By Asger LETH


unknown - Completed 2006

    • Year of production
    • 2006
    • Genres
    • unknown
    • Countries
    • Languages
    • Duration
    • 88 mn
    • Director(s)
    • Asger LETH
    • EIDR
    • 10.5240/55BF-706F-33C5-2166-D46D-L
    • Producer(s)
    • Mikael CHR. RIEKS, Thomas RADOOR, Seth KANEGIS
    • Synopsis
    • Meet 2pac and Bily, brothers with broad smiles and big guns. In the Haitian slum of Cité Soleil, 2pac and Bily are among a cadre of notorious gang leaders whose foot soldiers are known as chimères, or ghosts. Former Haitian President Jean-Bertrand Aristide reputedly employed the chimères to attack his opponents. Director Asger Leth had remarkable access to this gang culture in the months leading up to Aristide’s overthrow in 2004. The resulting film is a Caribbean epic of family, love and violence. 2pac and Bily have big aspirations that sometimes collide.
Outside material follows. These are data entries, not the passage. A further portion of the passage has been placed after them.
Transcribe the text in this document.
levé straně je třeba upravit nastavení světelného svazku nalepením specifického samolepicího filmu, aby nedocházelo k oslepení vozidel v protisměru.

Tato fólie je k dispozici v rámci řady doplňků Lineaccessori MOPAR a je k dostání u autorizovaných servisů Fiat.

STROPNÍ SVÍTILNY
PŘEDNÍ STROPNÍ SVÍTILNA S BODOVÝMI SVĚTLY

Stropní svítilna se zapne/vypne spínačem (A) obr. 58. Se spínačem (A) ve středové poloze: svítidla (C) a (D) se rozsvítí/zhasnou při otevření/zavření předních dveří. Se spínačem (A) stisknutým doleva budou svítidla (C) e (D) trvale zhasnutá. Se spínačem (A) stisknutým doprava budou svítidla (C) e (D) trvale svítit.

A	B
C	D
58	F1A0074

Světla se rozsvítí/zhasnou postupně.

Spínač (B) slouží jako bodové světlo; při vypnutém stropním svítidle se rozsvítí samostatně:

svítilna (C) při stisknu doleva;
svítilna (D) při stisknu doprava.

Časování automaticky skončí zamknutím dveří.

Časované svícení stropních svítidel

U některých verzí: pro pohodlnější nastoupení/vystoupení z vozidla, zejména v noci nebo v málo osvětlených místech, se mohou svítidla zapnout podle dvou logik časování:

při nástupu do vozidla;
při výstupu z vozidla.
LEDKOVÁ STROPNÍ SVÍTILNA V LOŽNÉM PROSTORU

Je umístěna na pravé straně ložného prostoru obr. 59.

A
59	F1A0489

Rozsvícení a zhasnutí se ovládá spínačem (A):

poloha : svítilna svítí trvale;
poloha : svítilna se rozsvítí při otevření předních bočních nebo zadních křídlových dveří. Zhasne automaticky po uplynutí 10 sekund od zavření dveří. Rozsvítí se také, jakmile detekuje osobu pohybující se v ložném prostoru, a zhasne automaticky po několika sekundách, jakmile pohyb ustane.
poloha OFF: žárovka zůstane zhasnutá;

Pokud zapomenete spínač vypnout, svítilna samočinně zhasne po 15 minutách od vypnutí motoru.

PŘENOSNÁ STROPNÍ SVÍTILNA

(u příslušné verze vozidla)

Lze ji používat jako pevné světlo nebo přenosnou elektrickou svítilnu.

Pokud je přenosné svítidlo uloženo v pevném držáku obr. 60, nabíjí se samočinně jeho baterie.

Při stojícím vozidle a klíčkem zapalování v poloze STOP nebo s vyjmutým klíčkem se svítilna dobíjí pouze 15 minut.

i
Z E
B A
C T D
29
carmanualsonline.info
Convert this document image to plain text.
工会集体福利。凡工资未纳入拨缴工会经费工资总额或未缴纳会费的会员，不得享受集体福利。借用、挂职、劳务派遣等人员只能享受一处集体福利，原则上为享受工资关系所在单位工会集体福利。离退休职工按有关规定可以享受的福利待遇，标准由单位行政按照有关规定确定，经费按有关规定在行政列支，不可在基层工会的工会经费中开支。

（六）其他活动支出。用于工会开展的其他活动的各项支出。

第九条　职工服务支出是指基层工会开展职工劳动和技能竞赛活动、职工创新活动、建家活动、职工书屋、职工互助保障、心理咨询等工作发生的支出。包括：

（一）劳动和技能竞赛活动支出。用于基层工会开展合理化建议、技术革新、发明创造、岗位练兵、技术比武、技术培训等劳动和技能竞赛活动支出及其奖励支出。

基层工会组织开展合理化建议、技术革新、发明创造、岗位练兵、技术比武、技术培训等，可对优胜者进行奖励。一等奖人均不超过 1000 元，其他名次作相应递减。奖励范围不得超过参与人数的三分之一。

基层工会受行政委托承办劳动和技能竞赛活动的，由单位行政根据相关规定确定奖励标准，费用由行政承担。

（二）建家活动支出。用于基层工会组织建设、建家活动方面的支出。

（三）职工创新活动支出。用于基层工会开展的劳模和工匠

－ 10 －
They both fall for the same woman, Lele, a French relief worker; she’s drawn to them even as she recognizes their “power over life and death, including mine.” 2pac and Bily sometimes skirmish with each other’s soldiers. When everyone carries a gun and a spliff, tensions can escalate in a heartbeat. Allegiances constantly shift: between 2pac and Bily, gang leaders and politicians, Aristide and the rebels. Bily wants to go legit and join Aristide’s Lavalas political party. 2pac is fed up with Aristide; he dreams of giving up guns and battling with rap lyrics instead. (Indeed, he takes his name from Tupac Shakur.) In Ghosts of Cité Soleil, the camera achieves an astonishing intimacy, from bedroom romance to street warfare. The colours are saturated, with heat radiating from every surface. The director knows this country well: his father, Jørgen Leth, has made films in Haiti since the early eighties and lived there since 1991. Wyclef Jean collaborates on the haunting score and also appears in the film. From Haiti, 2pac calls Jean on the phone in New York City. Cameras capture both ends of this conversation between two modern Haitian legends. It’s one of several points where the viewer might wonder, Is this for real? The larger-than-life drama of Haiti seems a world away from the comfort and security of the United States. When Jean gets off the phone, he remarks, “That ain’t no Hollywood movie, that’s just the truth.”